How to configure auto scaling for a serverless cluster - PolarDB

A serverless cluster lets you define custom policies to control the upper and lower limits of auto scaling. You can also configure scheduled policies to scale up resources for predictable traffic peaks, such as promotions, and scale down during off-peak periods.

Auto scaling

Scale-up and scale-out triggers

Vertical scaling (scale-up)

PolarDB monitors the CPU utilization, memory usage, and other kernel-level metrics of the primary and read-only nodes. During a monitoring period, the system typically triggers a scale-up for a node when any of the following conditions is met:

The CPU utilization is higher than the preset threshold (default: 80%).

The memory usage is higher than a specific threshold:

Serverless format		Scale-up threshold
Serverless cluster		90%
Serverless feature for clusters with defined specifications	Less than or equal to 32 GB	90%
	64 GB	92%
	128 GB	96%
	256 GB to 512 GB	98%
	Other memory specifications	Vertical scaling is not supported.

A read-only node's specifications are less than half of the primary node's.
For example, if a read-only node has specifications of 4 PCU and the primary node has specifications of 10 PCU, the read-only node is scaled up to at least 5 PCU.

Horizontal scaling (scale-out)
If a read-only node in a cluster has scaled up to its configured maximum limit and still meets the scale-up trigger conditions (for example, its CPU utilization exceeds the custom threshold), a horizontal scale-out is triggered.

Scale-down and scale-in triggers

Vertical scaling (scale-down)

A scale-down is triggered for a node when its CPU utilization falls below the custom threshold (default: 50%) and its memory usage is below a specific threshold. The memory usage thresholds are as follows:

Serverless format		Scale-down threshold
Serverless cluster		80%
Serverless feature for clusters with defined specifications	Less than or equal to 32 GB	80%
	64 GB	86%
	128 GB	90%
	256 GB to 512 GB	94%
	Other memory specifications	Vertical scaling is not supported, so no scale-down threshold applies.

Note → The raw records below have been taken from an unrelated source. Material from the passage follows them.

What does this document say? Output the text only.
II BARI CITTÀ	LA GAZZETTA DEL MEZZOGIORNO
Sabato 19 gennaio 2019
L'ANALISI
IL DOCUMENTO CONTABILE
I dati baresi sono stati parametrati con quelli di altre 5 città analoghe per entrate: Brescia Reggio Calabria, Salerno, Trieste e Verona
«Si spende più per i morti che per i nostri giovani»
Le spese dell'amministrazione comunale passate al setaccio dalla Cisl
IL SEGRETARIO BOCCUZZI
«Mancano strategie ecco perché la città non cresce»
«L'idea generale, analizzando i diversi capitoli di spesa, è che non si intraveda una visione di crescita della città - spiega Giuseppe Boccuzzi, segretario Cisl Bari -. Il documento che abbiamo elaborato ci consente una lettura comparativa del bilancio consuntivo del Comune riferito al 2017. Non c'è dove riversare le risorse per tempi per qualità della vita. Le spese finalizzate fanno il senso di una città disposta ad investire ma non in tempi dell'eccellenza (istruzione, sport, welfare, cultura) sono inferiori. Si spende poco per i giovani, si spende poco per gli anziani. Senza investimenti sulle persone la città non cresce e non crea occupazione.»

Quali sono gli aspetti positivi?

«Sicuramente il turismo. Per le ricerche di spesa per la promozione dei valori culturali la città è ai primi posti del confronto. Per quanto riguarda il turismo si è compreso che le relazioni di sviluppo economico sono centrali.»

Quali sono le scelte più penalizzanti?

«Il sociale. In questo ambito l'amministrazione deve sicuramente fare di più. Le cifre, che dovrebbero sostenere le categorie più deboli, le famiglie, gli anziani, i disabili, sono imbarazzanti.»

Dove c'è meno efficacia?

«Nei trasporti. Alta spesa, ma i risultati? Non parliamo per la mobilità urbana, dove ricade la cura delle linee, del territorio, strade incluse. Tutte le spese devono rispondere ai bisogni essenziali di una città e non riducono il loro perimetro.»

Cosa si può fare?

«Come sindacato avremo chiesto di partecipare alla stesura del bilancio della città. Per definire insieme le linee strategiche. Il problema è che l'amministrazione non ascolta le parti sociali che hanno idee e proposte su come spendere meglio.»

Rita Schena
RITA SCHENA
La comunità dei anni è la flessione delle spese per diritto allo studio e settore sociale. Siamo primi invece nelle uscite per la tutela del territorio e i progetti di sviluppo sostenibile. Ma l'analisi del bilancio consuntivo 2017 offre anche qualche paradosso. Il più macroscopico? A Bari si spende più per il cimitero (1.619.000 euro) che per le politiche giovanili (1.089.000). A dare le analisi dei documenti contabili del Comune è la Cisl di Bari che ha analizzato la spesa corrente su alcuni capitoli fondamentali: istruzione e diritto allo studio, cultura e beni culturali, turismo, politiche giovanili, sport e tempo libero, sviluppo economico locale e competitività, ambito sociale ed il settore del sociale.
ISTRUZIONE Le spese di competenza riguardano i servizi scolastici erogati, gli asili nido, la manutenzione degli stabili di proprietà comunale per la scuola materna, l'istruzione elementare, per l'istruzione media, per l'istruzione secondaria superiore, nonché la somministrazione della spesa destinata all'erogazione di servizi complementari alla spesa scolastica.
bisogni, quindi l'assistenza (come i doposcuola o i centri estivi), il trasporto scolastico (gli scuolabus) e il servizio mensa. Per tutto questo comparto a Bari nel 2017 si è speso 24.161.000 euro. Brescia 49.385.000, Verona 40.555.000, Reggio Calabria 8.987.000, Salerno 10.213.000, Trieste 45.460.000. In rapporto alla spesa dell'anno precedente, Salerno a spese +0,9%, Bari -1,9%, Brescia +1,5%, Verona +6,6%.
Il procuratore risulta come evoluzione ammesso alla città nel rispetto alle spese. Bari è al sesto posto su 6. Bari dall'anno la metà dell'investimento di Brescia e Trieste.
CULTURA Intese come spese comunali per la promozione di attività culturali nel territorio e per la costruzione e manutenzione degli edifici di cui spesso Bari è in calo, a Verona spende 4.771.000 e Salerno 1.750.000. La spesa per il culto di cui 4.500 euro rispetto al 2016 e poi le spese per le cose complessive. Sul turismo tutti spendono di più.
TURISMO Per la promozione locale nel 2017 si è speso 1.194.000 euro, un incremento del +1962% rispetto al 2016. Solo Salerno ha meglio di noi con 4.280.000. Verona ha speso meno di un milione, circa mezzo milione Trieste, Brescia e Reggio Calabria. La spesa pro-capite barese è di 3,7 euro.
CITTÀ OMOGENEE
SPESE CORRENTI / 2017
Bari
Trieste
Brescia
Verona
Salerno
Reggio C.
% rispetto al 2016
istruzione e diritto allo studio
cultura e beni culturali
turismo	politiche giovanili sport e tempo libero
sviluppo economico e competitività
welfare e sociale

Horizontal scaling (scale-in)
A scale-in is triggered for a read-only node if its CPU utilization remains below 15% and the CPU utilization of all other read-only nodes remains below 60% for a sustained period of 15 to 30 minutes.
Note
- To prevent node jitter, only one read-only node is scaled in at a time. The cooldown period between consecutive scale-in events is 15 to 30 minutes.
- To immediately scale in all read-only nodes, modify the Serverless Configuration. Setting both the Maximum Number of Read-only Nodes and Minimum Number of Read-only Nodes to 0 immediately triggers a scale-in of all read-only nodes.

Note

The metrics for triggering scaling vary based on cluster parameter configurations and serverless configurations. You can specify thresholds for CPU scaling, but cannot change thresholds for other metrics.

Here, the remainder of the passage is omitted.